I write everything through OOP and never even hinted at its possible slowness. The vast majority of authors especially keen on OOP create sometimes VERY convenient and beautiful designs. However, they do not pay attention to the performance of their solutions. And this is very important for a tester. Everyone wants to optimise their EA for many hours faster (or cheaper in the Cloud). It often happens that some long-written and automatically pluggable OOP module contains a bottle neck. But nobody notices it, of course.
You can write your own Expert Advisor that shows the performance of the used trading API. For example, remove history access and lot calculation from the original one.
You can write your own Expert Advisor that shows the performance of the used trading API. For example, from the original one throw out the history access and lot calculation.
In CStrategy trading operations are performed through CTrade directly. That is, CStrategy has no trading logic of its own at all. In the test Expert Advisor I did not see any other trading logic than opening/closing a position after N seconds. CStrategy also does not store historical positions, so this example is unfortunately not realisable in CStrategy.
The vast majority of Authors especially passionate about OOP create sometimes VERY convenient and beautiful constructions.
The vast majority of authors who are passionate about OOP do not exist in principle, unfortunately. There may be only 5-10 OOP authors for the whole resource, including SB authors from MetaQuotes. We are few and we are in seals:)
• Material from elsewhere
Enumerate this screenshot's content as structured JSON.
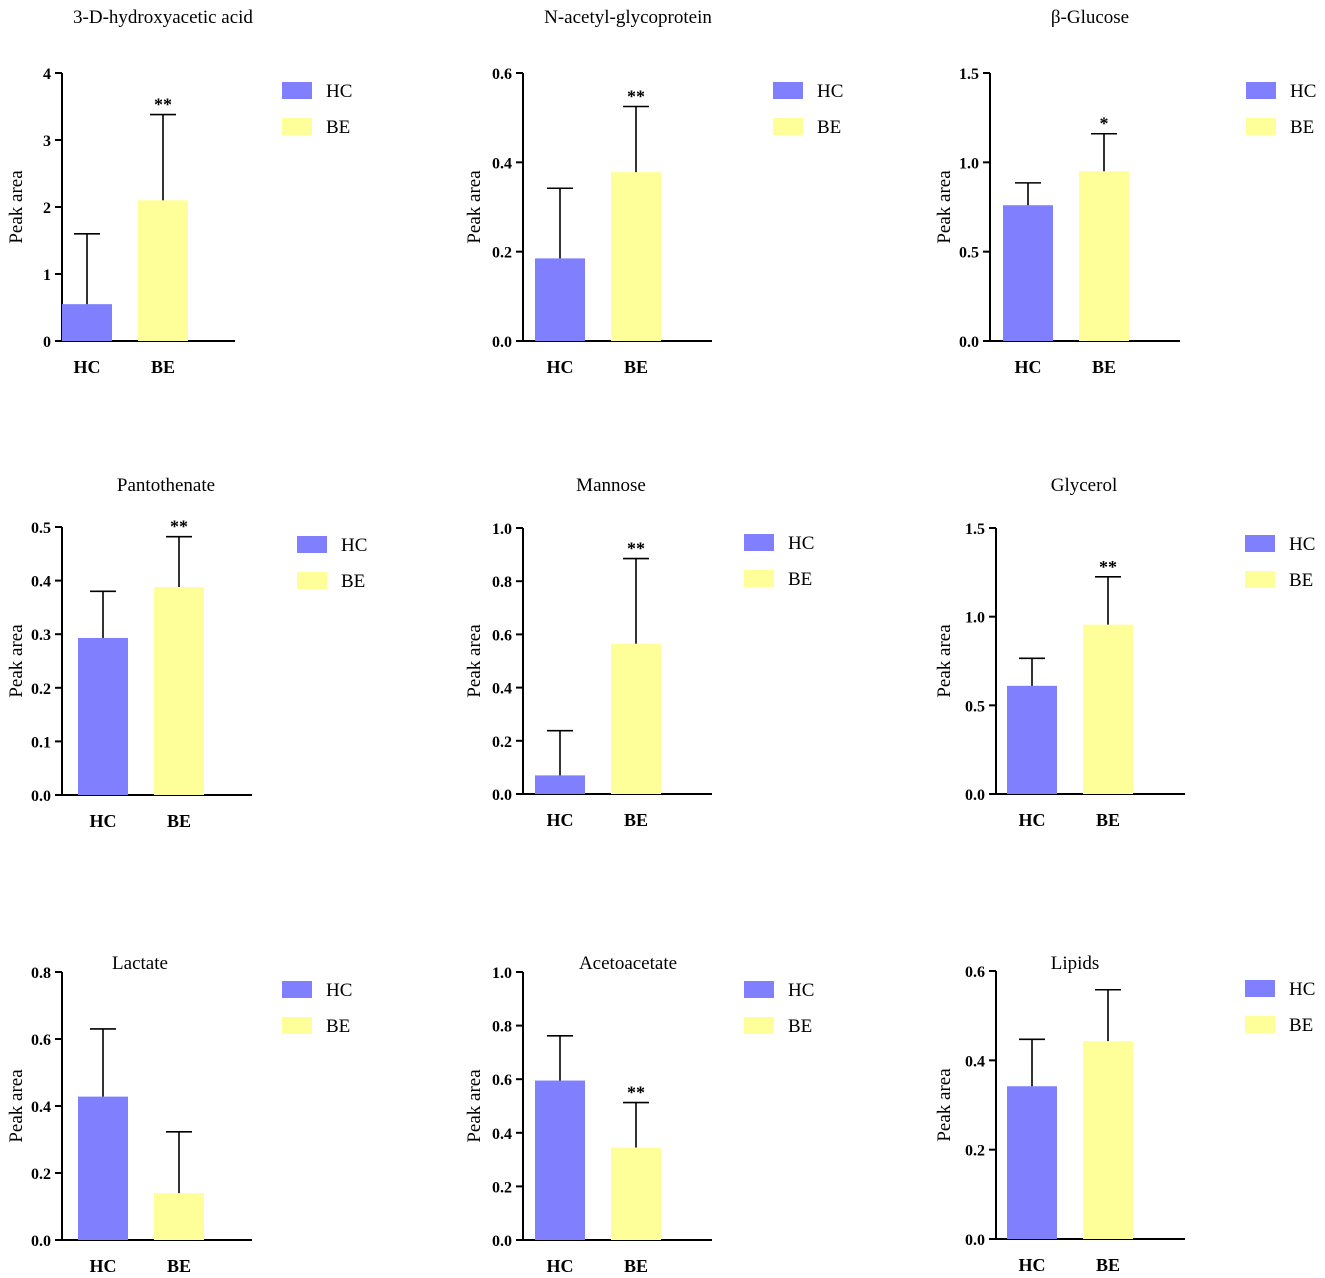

I write everything through OOP and never even hinted at its possible slowness. The overwhelming majority of authors especially keen on OOP create sometimes VERY convenient and beautiful designs. However, they do not pay attention to the performance of their solutions. And this is very important for a tester. Everyone wants to optimise their EA for many hours faster (or cheaper in the Cloud). It often happens that some long-written and automatically pluggable OOP module contains a bottle neck. But of course nobody notices it.
The fact that OOP code executes slower than procedural code does not tell me anything. Let's get to the point: which CTrade methods are the bottle neck? Why? What does the profiling of these methods tell you? How do you identify slow code sections in the tester?